Le Niger a ratifié des traités internationaux interdisant formellement les disparitions forcées. Pourtant, chaque heure qui passe aggrave les violations des droits de Samira Sabou, notamment son droit à un procès équitable et à l’intégrité physique. Nous exigeons que le CNSP respecte ses engagements en matière de droits fondamentaux et protège les journalistes comme elle.

Ousmane Diallo, chercheur sur le Sahel, Amnesty International

Un climat répressif qui s’aggrave

La situation de Samira Sabou n’est malheureusement pas un cas isolé. D’autres citoyens nigériens subissent des pressions pour avoir exercé leur droit à la liberté d’expression.
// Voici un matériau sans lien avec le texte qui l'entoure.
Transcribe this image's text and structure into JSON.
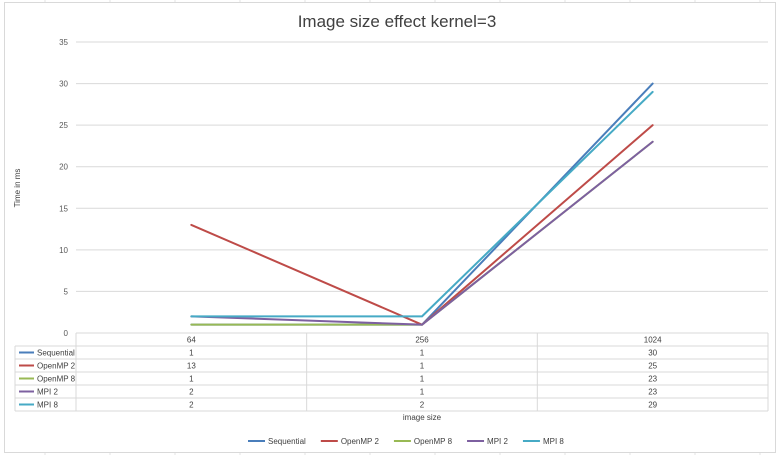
{
  "chart_data": {
    "type": "line",
    "title": "Image size effect kernel=3",
    "xlabel": "image size",
    "ylabel": "Time in ms",
    "ylim": [
      0,
      35
    ],
    "yticks": [
      "0",
      "5",
      "10",
      "15",
      "20",
      "25",
      "30",
      "35"
    ],
    "categories": [
      "64",
      "256",
      "1024"
    ],
    "grid": true,
    "legend_position": "bottom",
    "data_table": true,
    "series": [
      {
        "name": "Sequential",
        "values": [
          1,
          1,
          30
        ],
        "color": "#4a7ebb"
      },
      {
        "name": "OpenMP 2",
        "values": [
          13,
          1,
          25
        ],
        "color": "#be4b48"
      },
      {
        "name": "OpenMP 8",
        "values": [
          1,
          1,
          23
        ],
        "color": "#98b954"
      },
      {
        "name": "MPI 2",
        "values": [
          2,
          1,
          23
        ],
        "color": "#7d60a0"
      },
      {
        "name": "MPI 8",
        "values": [
          2,
          2,
          29
        ],
        "color": "#46aac5"
      }
    ]
  }
}
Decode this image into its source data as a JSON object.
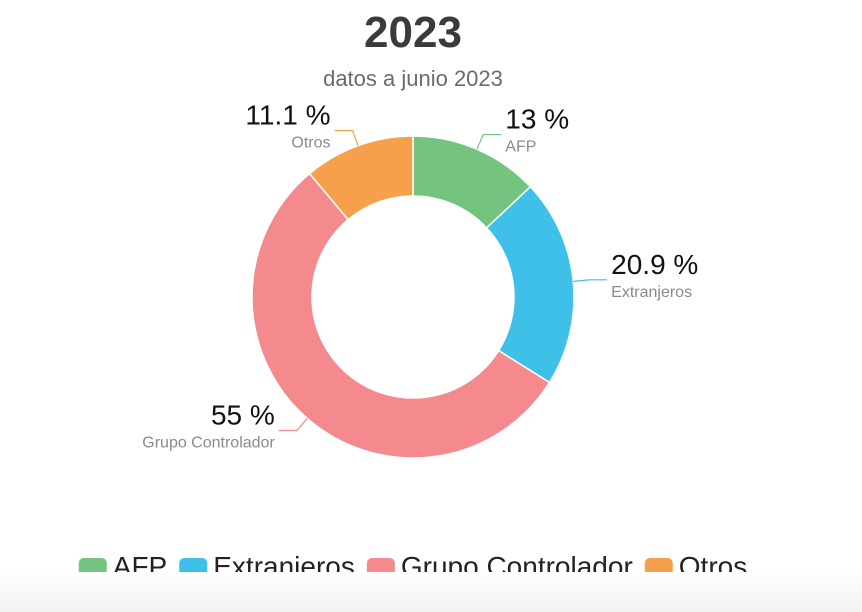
{
  "chart_data": {
    "type": "pie",
    "donut": true,
    "title": "2023",
    "subtitle": "datos a junio 2023",
    "slices": [
      {
        "name": "AFP",
        "value": 13,
        "label": "13 %",
        "color": "#74c480"
      },
      {
        "name": "Extranjeros",
        "value": 20.9,
        "label": "20.9 %",
        "color": "#3ec0e8"
      },
      {
        "name": "Grupo Controlador",
        "value": 55,
        "label": "55 %",
        "color": "#f48a8e"
      },
      {
        "name": "Otros",
        "value": 11.1,
        "label": "11.1 %",
        "color": "#f6a04c"
      }
    ],
    "legend_position": "bottom"
  }
}
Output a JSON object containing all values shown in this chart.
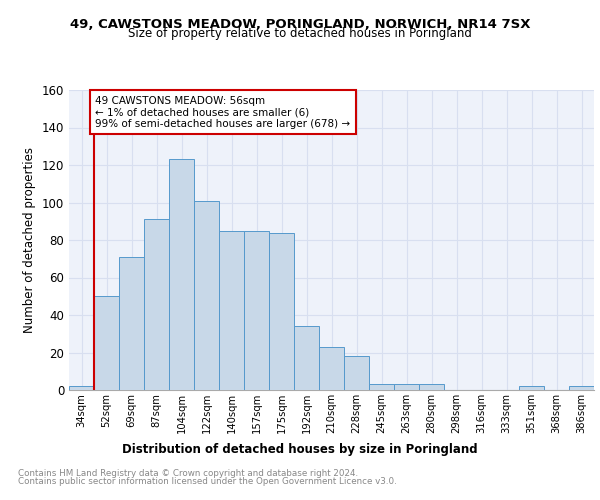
{
  "title": "49, CAWSTONS MEADOW, PORINGLAND, NORWICH, NR14 7SX",
  "subtitle": "Size of property relative to detached houses in Poringland",
  "xlabel": "Distribution of detached houses by size in Poringland",
  "ylabel": "Number of detached properties",
  "categories": [
    "34sqm",
    "52sqm",
    "69sqm",
    "87sqm",
    "104sqm",
    "122sqm",
    "140sqm",
    "157sqm",
    "175sqm",
    "192sqm",
    "210sqm",
    "228sqm",
    "245sqm",
    "263sqm",
    "280sqm",
    "298sqm",
    "316sqm",
    "333sqm",
    "351sqm",
    "368sqm",
    "386sqm"
  ],
  "values": [
    2,
    50,
    71,
    91,
    123,
    101,
    85,
    85,
    84,
    34,
    23,
    18,
    3,
    3,
    3,
    0,
    0,
    0,
    2,
    0,
    2
  ],
  "bar_color": "#c8d8e8",
  "bar_edge_color": "#5599cc",
  "red_line_x": 1.0,
  "annotation_text": "49 CAWSTONS MEADOW: 56sqm\n← 1% of detached houses are smaller (6)\n99% of semi-detached houses are larger (678) →",
  "annotation_box_color": "#ffffff",
  "annotation_box_edge": "#cc0000",
  "ylim": [
    0,
    160
  ],
  "yticks": [
    0,
    20,
    40,
    60,
    80,
    100,
    120,
    140,
    160
  ],
  "grid_color": "#d8dff0",
  "background_color": "#eef2fa",
  "footer_line1": "Contains HM Land Registry data © Crown copyright and database right 2024.",
  "footer_line2": "Contains public sector information licensed under the Open Government Licence v3.0."
}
Par exemple, le 3 octobre, Samira Ibrahim, connue sous le pseudonyme « Precious Mimi », a été condamnée à six mois de prison avec sursis et à une amende de 300 000 francs CFA pour un message publié sur Facebook critiquant le refus de l’Algérie de reconnaître la junte nigérienne.
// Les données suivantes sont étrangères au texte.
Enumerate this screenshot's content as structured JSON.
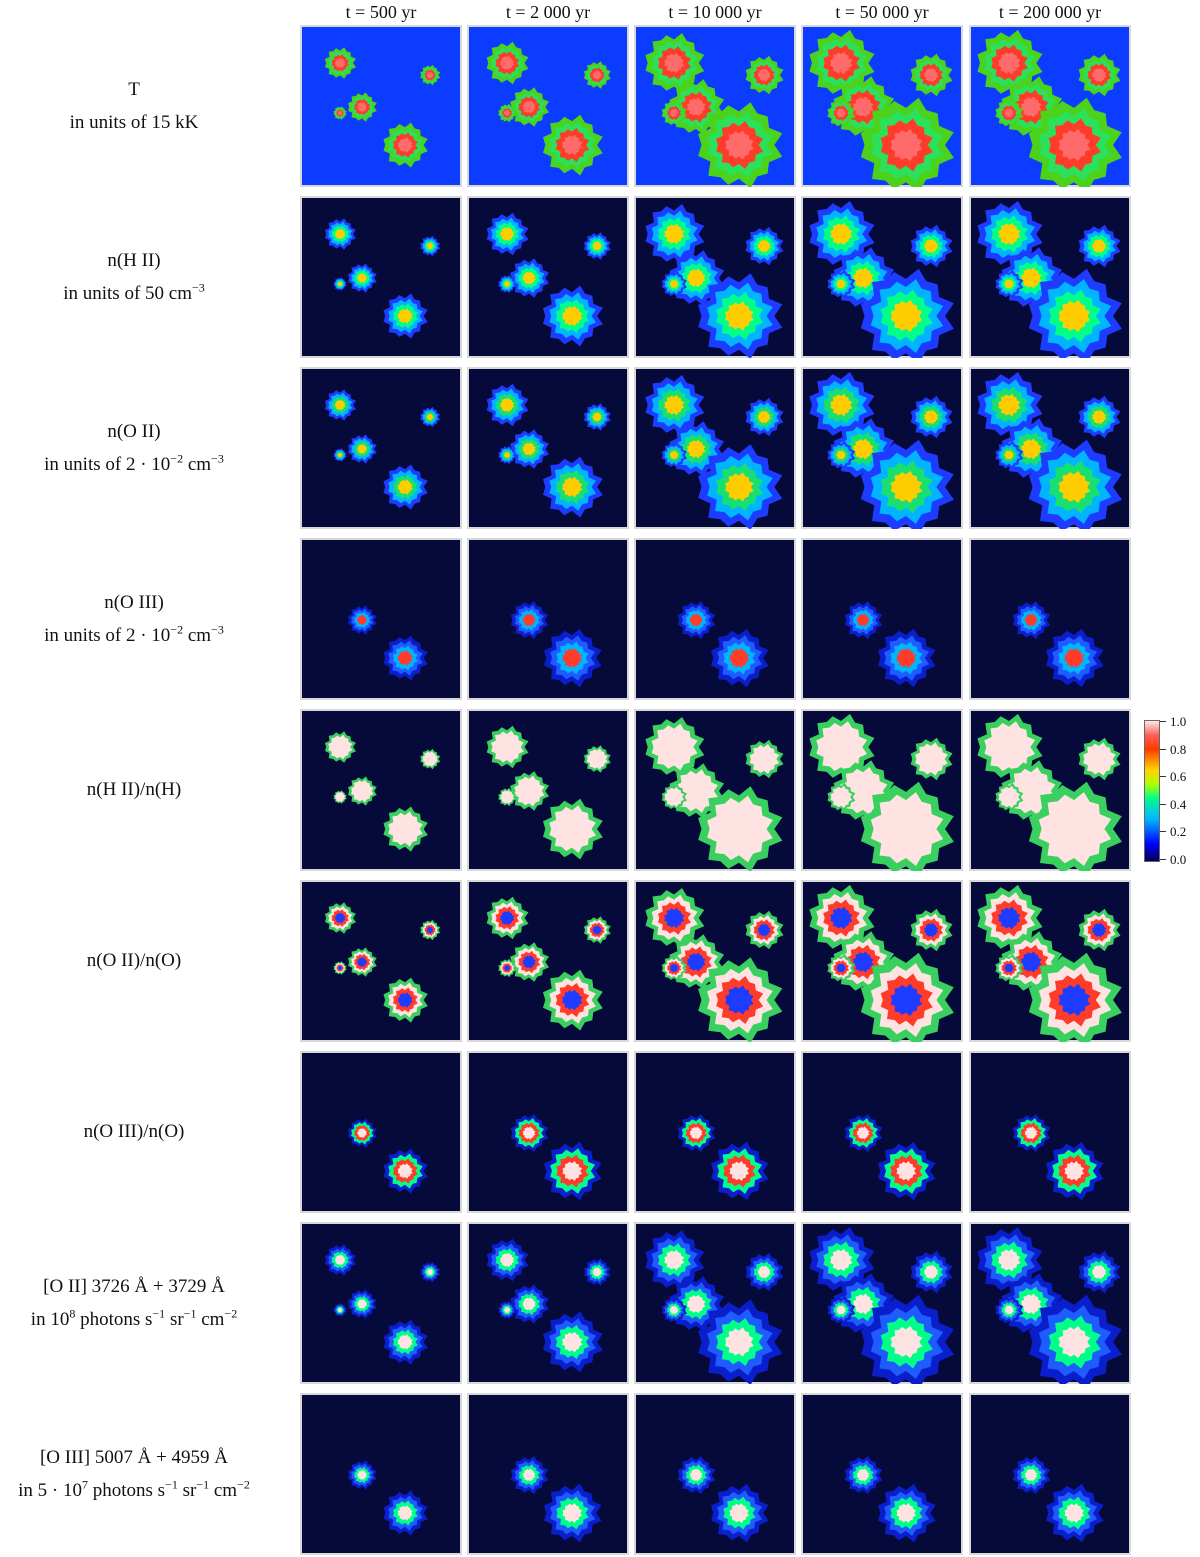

Ces exemples illustrent une tendance inquiétante : l’utilisation abusive des lois pour museler les voix dissidentes et étouffer toute contestation. Les défenseurs des droits humains et les journalistes, comme Samira Sabou, deviennent des cibles privilégiées dans ce contexte de restrictions croissantes.

Appel à l’action pour la défense des droits fondamentaux

Amnesty International rappelle que le Niger s’est engagé à respecter plusieurs conventions internationales, dont la Convention contre les disparitions forcées. Les autorités nigériennes sont tenues de :

  • Révéler sans délai la localisation de Samira Sabou ;
  • Garantir sa libération immédiate et inconditionnelle ;
  • Enquêter sur les circonstances de son arrestation et poursuivre les responsables ;
  • Protéger les journalistes et défenseurs des droits humains contre toute forme de répression.

« Le silence des autorités ne fait qu’aggraver la crise. La communauté internationale doit exiger des comptes au CNSP et veiller à ce que les droits humains soient respectés au Niger », insiste Ousmane Diallo.

La défense de la liberté de la presse et des droits humains au Niger dépend aujourd’hui de la capacité des institutions à agir avec transparence et à rendre des comptes. La libération de Samira Sabou en est le symbole le plus urgent.